Ha comenzado el nuevo año, como siempre, con el concierto de Viena. Riccardo Muti, batuta en mano, ha interpretado valses, polcas y mazurcas de los Strauss y compañía con una vena fastuosa en la que se conjugan los cuatro estilos pompeyanos y el barroco de su Nápoles natal. Muti sabe que todos los napolitanos son supervivientes del Vesubio y, por eso, da napoletano, imprime a su arte un fuego que es un reclamo de vida; una vida siempre prestada que vale su peso en oro.

Abrimos un año y cerramos otro que nació con el alma negra. El calendario le puso un nombre de cifras duplicadas –2020– que dibujaban algo así como la secuencia genómica de un apocalipsis en grado de intentona. Las campanadas de la nochevieja antepasada intentaron avisarnos del San Quintín que se nos venía encima con doce golpes de bronce que eran sendos aldabonazos en las puertas del infierno. Pero ninguno atendimos a la señal y nos metimos en la boca del lobo al compás del chin-chin de las copas de champagne. Solo uno de los indigentes que pueblan el centro madrileño tuvo una premonición aquella noche mientras se apañaba un catre de cartón en un recoveco que olía a orines. Tocan a muerto, dijo, y, luego, tras echarse un último trago largo –muy largo– de tinto barato, perdió el habla y el conocimiento.

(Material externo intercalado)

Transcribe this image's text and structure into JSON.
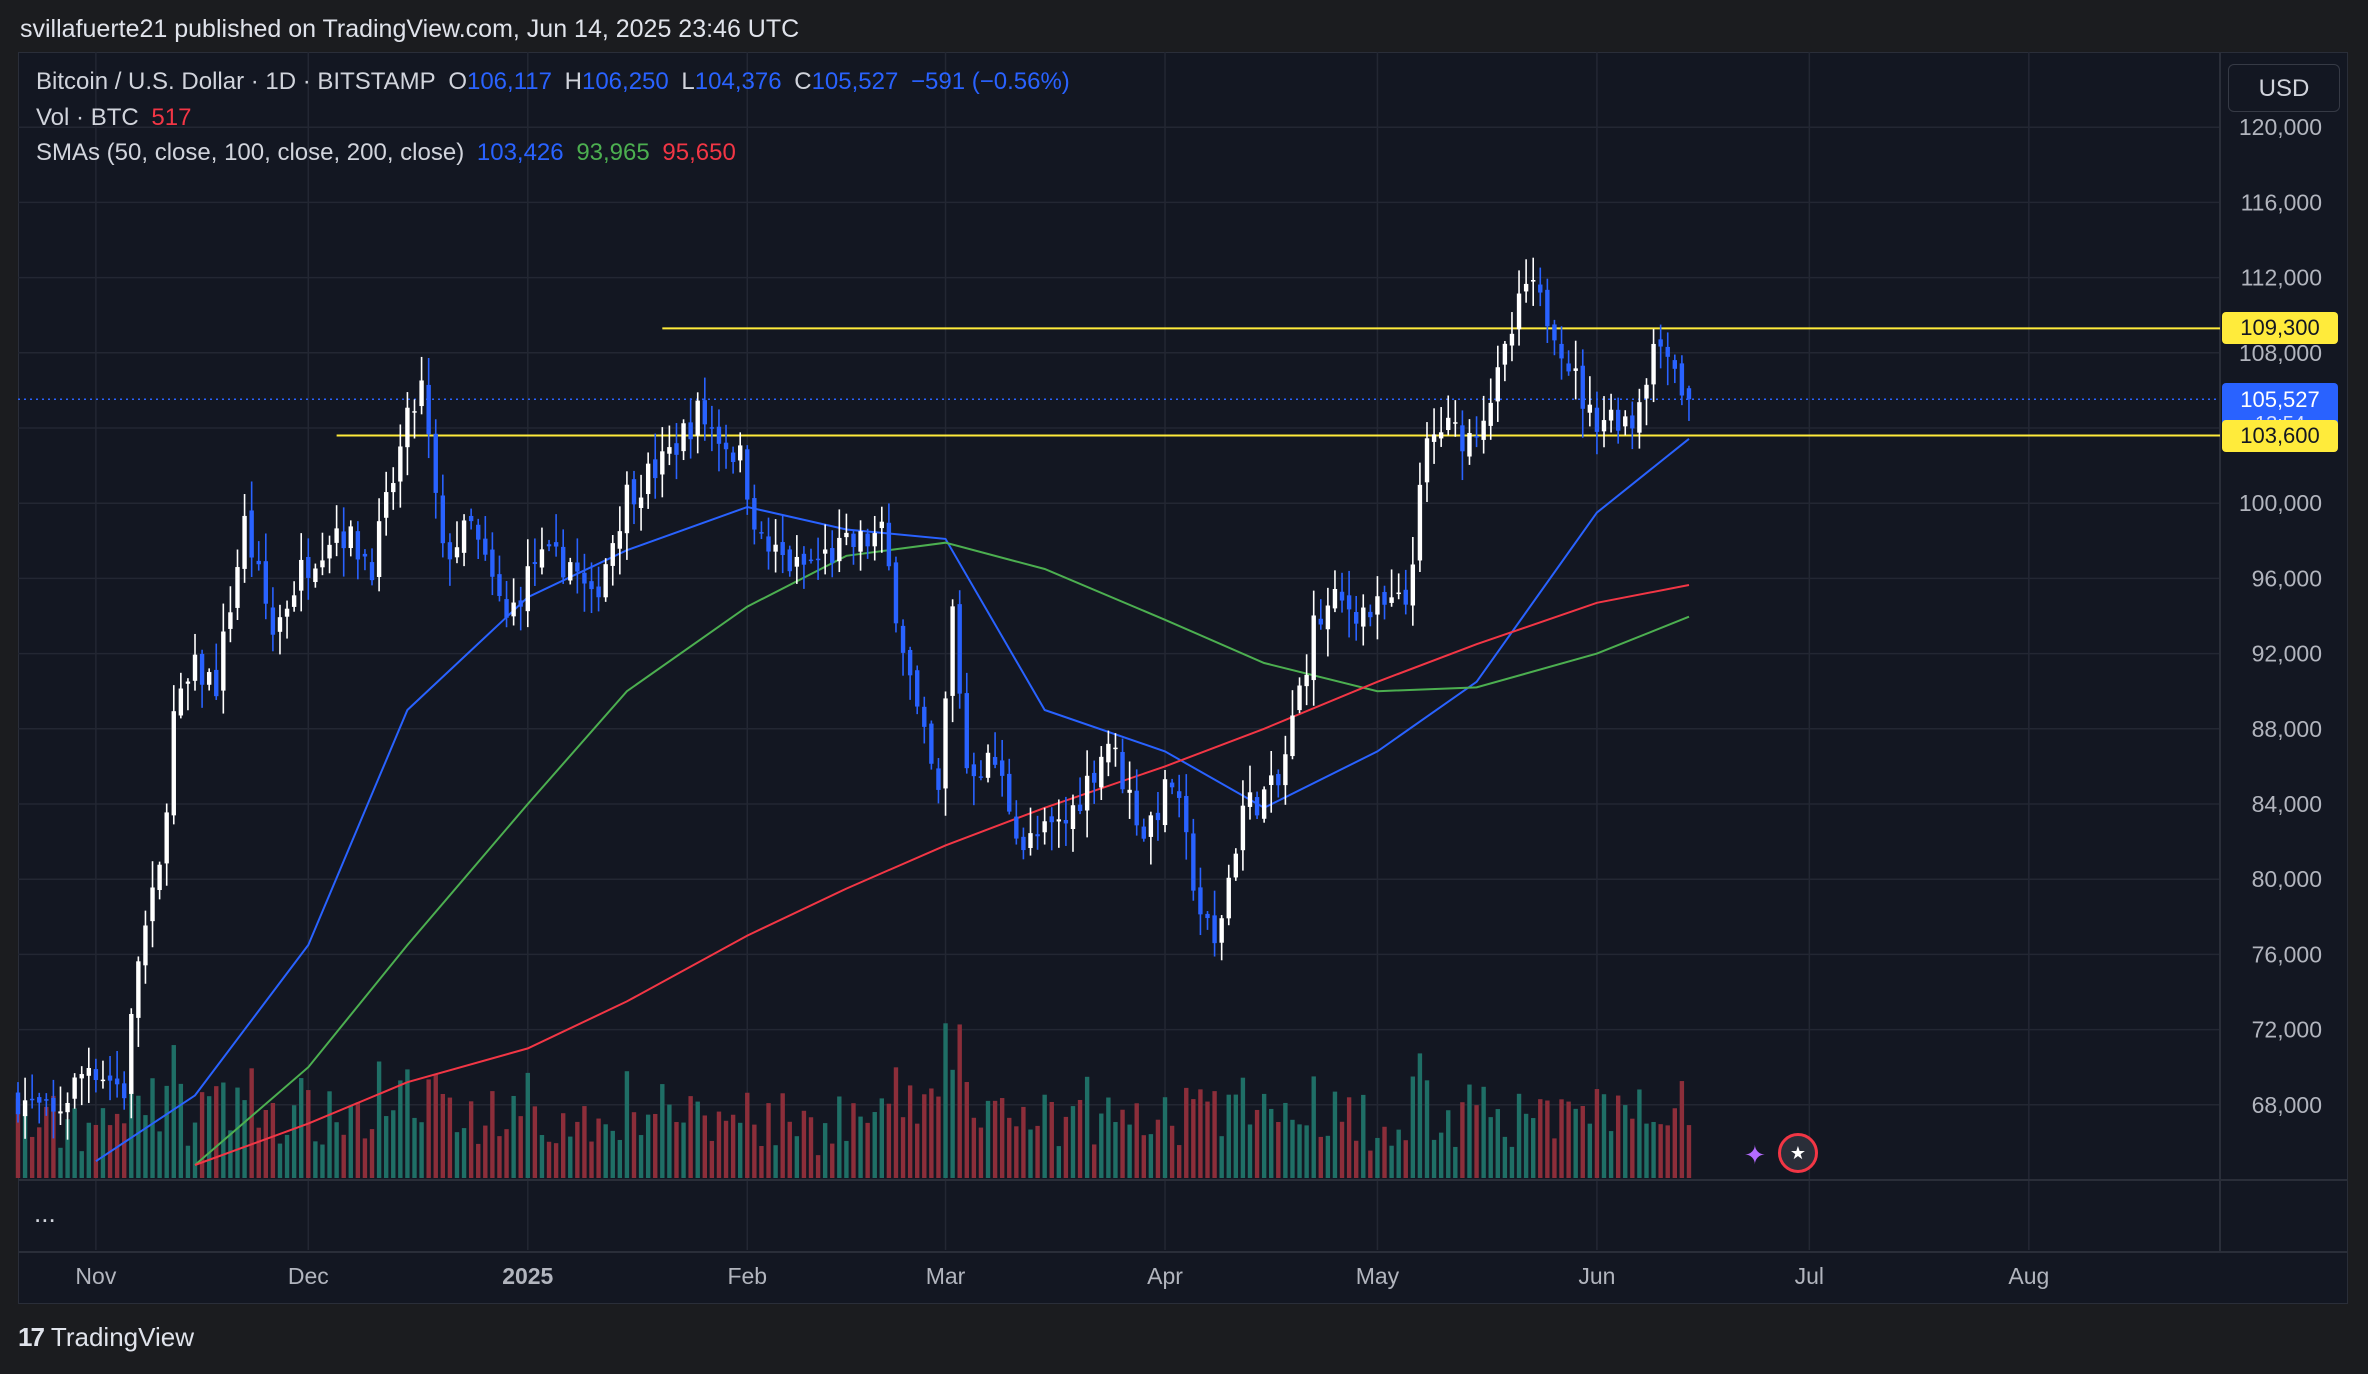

El 2020 dejó muestra enseguida de su mala sangre dispersando a las primeras de cambio un virus que ha puesto contra las cuerdas, incluso, a ese tercio privilegiado del planeta que tenía por seguro que las pandemias eran desahogos a los que se entregaba la Pachamama en geografías de mal vivir. Echó a rodar el virus en el Oriente más extremo para que la infección, siguiendo el curso solar, pusiera rumbo a Poniente –de Wuhan a Pasadena– arrastrando hacia el ocaso las almas de cuantos sucumbían al morbo. Por ese motivo nos hemos pasado el año abriendo fosas y enterrando a cientos de miles de semejantes hasta llenar la tierra con sus huesos. Con todo, el 2020 se ha despedido dejando el trabajo a medias o, por decir las cosas como son en realidad, dejando más vivos que muertos, aunque no conviene pensar que ya estamos a salvo ni cantar victoria antes de tiempo porque el muy traidor, a fin de mantener viva su memoria, nos lega en herencia el virus que trajo consigo para que continúe rastrillando en su nombre a todo el que pille por medio.

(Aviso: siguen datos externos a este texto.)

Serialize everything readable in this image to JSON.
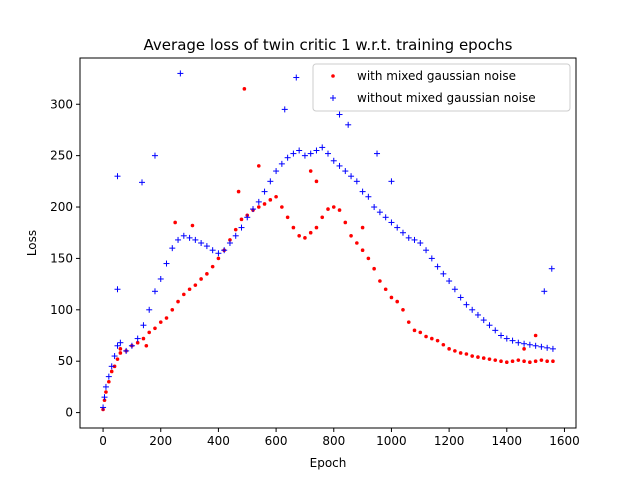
{
  "chart_data": {
    "type": "scatter",
    "title": "Average loss of twin critic 1 w.r.t. training epochs",
    "xlabel": "Epoch",
    "ylabel": "Loss",
    "xlim": [
      -80,
      1640
    ],
    "ylim": [
      -15,
      345
    ],
    "xticks": [
      0,
      200,
      400,
      600,
      800,
      1000,
      1200,
      1400,
      1600
    ],
    "yticks": [
      0,
      50,
      100,
      150,
      200,
      250,
      300
    ],
    "grid": false,
    "legend_position": "top-right",
    "series": [
      {
        "name": "with mixed gaussian noise",
        "marker": "dot",
        "color": "#ff0000",
        "points": [
          [
            0,
            3
          ],
          [
            5,
            12
          ],
          [
            10,
            20
          ],
          [
            20,
            30
          ],
          [
            30,
            40
          ],
          [
            40,
            45
          ],
          [
            50,
            52
          ],
          [
            60,
            58
          ],
          [
            80,
            60
          ],
          [
            100,
            65
          ],
          [
            120,
            68
          ],
          [
            140,
            72
          ],
          [
            160,
            78
          ],
          [
            180,
            82
          ],
          [
            200,
            88
          ],
          [
            220,
            92
          ],
          [
            240,
            100
          ],
          [
            260,
            108
          ],
          [
            280,
            115
          ],
          [
            300,
            120
          ],
          [
            320,
            124
          ],
          [
            340,
            130
          ],
          [
            360,
            135
          ],
          [
            380,
            142
          ],
          [
            400,
            150
          ],
          [
            420,
            158
          ],
          [
            440,
            168
          ],
          [
            460,
            178
          ],
          [
            480,
            188
          ],
          [
            500,
            192
          ],
          [
            520,
            197
          ],
          [
            540,
            200
          ],
          [
            560,
            203
          ],
          [
            580,
            207
          ],
          [
            600,
            210
          ],
          [
            620,
            200
          ],
          [
            640,
            190
          ],
          [
            660,
            180
          ],
          [
            680,
            172
          ],
          [
            700,
            170
          ],
          [
            720,
            175
          ],
          [
            740,
            180
          ],
          [
            760,
            190
          ],
          [
            780,
            198
          ],
          [
            800,
            200
          ],
          [
            820,
            197
          ],
          [
            840,
            185
          ],
          [
            860,
            172
          ],
          [
            880,
            165
          ],
          [
            900,
            158
          ],
          [
            920,
            150
          ],
          [
            940,
            140
          ],
          [
            960,
            128
          ],
          [
            980,
            120
          ],
          [
            1000,
            112
          ],
          [
            1020,
            108
          ],
          [
            1040,
            100
          ],
          [
            1060,
            88
          ],
          [
            1080,
            80
          ],
          [
            1100,
            78
          ],
          [
            1120,
            74
          ],
          [
            1140,
            72
          ],
          [
            1160,
            70
          ],
          [
            1180,
            66
          ],
          [
            1200,
            62
          ],
          [
            1220,
            60
          ],
          [
            1240,
            58
          ],
          [
            1260,
            57
          ],
          [
            1280,
            55
          ],
          [
            1300,
            54
          ],
          [
            1320,
            53
          ],
          [
            1340,
            52
          ],
          [
            1360,
            51
          ],
          [
            1380,
            50
          ],
          [
            1400,
            49
          ],
          [
            1420,
            50
          ],
          [
            1440,
            51
          ],
          [
            1460,
            50
          ],
          [
            1480,
            49
          ],
          [
            1500,
            50
          ],
          [
            1520,
            51
          ],
          [
            1540,
            50
          ],
          [
            1560,
            50
          ],
          [
            490,
            315
          ],
          [
            250,
            185
          ],
          [
            310,
            182
          ],
          [
            470,
            215
          ],
          [
            540,
            240
          ],
          [
            720,
            235
          ],
          [
            740,
            225
          ],
          [
            60,
            62
          ],
          [
            150,
            65
          ],
          [
            900,
            180
          ],
          [
            1500,
            75
          ],
          [
            1460,
            62
          ]
        ]
      },
      {
        "name": "without mixed gaussian noise",
        "marker": "plus",
        "color": "#0000ff",
        "points": [
          [
            0,
            5
          ],
          [
            5,
            15
          ],
          [
            10,
            25
          ],
          [
            20,
            35
          ],
          [
            30,
            45
          ],
          [
            40,
            55
          ],
          [
            50,
            65
          ],
          [
            60,
            68
          ],
          [
            80,
            60
          ],
          [
            100,
            65
          ],
          [
            120,
            72
          ],
          [
            140,
            85
          ],
          [
            160,
            100
          ],
          [
            180,
            118
          ],
          [
            200,
            130
          ],
          [
            220,
            145
          ],
          [
            240,
            160
          ],
          [
            260,
            168
          ],
          [
            280,
            172
          ],
          [
            300,
            170
          ],
          [
            320,
            168
          ],
          [
            340,
            165
          ],
          [
            360,
            162
          ],
          [
            380,
            158
          ],
          [
            400,
            155
          ],
          [
            420,
            158
          ],
          [
            440,
            165
          ],
          [
            460,
            172
          ],
          [
            480,
            180
          ],
          [
            500,
            190
          ],
          [
            520,
            198
          ],
          [
            540,
            205
          ],
          [
            560,
            215
          ],
          [
            580,
            225
          ],
          [
            600,
            235
          ],
          [
            620,
            242
          ],
          [
            640,
            248
          ],
          [
            660,
            252
          ],
          [
            680,
            255
          ],
          [
            700,
            250
          ],
          [
            720,
            252
          ],
          [
            740,
            255
          ],
          [
            760,
            258
          ],
          [
            780,
            252
          ],
          [
            800,
            245
          ],
          [
            820,
            240
          ],
          [
            840,
            235
          ],
          [
            860,
            230
          ],
          [
            880,
            225
          ],
          [
            900,
            215
          ],
          [
            920,
            210
          ],
          [
            940,
            200
          ],
          [
            960,
            195
          ],
          [
            980,
            190
          ],
          [
            1000,
            185
          ],
          [
            1020,
            180
          ],
          [
            1040,
            175
          ],
          [
            1060,
            170
          ],
          [
            1080,
            168
          ],
          [
            1100,
            165
          ],
          [
            1120,
            158
          ],
          [
            1140,
            150
          ],
          [
            1160,
            142
          ],
          [
            1180,
            135
          ],
          [
            1200,
            128
          ],
          [
            1220,
            120
          ],
          [
            1240,
            112
          ],
          [
            1260,
            105
          ],
          [
            1280,
            100
          ],
          [
            1300,
            95
          ],
          [
            1320,
            90
          ],
          [
            1340,
            85
          ],
          [
            1360,
            80
          ],
          [
            1380,
            75
          ],
          [
            1400,
            72
          ],
          [
            1420,
            70
          ],
          [
            1440,
            68
          ],
          [
            1460,
            67
          ],
          [
            1480,
            66
          ],
          [
            1500,
            65
          ],
          [
            1520,
            64
          ],
          [
            1540,
            63
          ],
          [
            1560,
            62
          ],
          [
            268,
            330
          ],
          [
            670,
            326
          ],
          [
            50,
            230
          ],
          [
            135,
            224
          ],
          [
            180,
            250
          ],
          [
            630,
            295
          ],
          [
            950,
            252
          ],
          [
            1000,
            225
          ],
          [
            50,
            120
          ],
          [
            1556,
            140
          ],
          [
            1530,
            118
          ],
          [
            820,
            290
          ],
          [
            850,
            280
          ]
        ]
      }
    ]
  }
}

O sea, que, recién comenzado el año, tenemos poco que festejar o, al menos, eso es lo que nos dice por lo bajini el alter ego negativo y mustio que todos llevamos dentro. Pero no hay que darle bola, porque, puestos a ver el vaso medio lleno, podemos ganarle la mano sólo con pensar que la vida misma, sorprendente y turbadora, nos corre todavía por las venas regalándonos un día tras otro. No es poco. Riccardo Muti, a punto de cumplir los ochenta, tiene plena conciencia de esa verdad que el paso de los años va poniendo de relieve. Por eso, y porque lo distingue un enorme talento macerado con décadas de estudio y práctica, no había director más a propósito para dirigir esta vez a la filarmónica vienesa. De su mano, la vida, vestida de largo con sutilezas y matices musicales, recobró aliento y entusiasmo entre los dorados y las flores de un Musikverein dolorosamente vacío para enseñarnos que, mientras suene la 'Marcha Radetzky' el día de Año Nuevo, hay margen para la esperanza.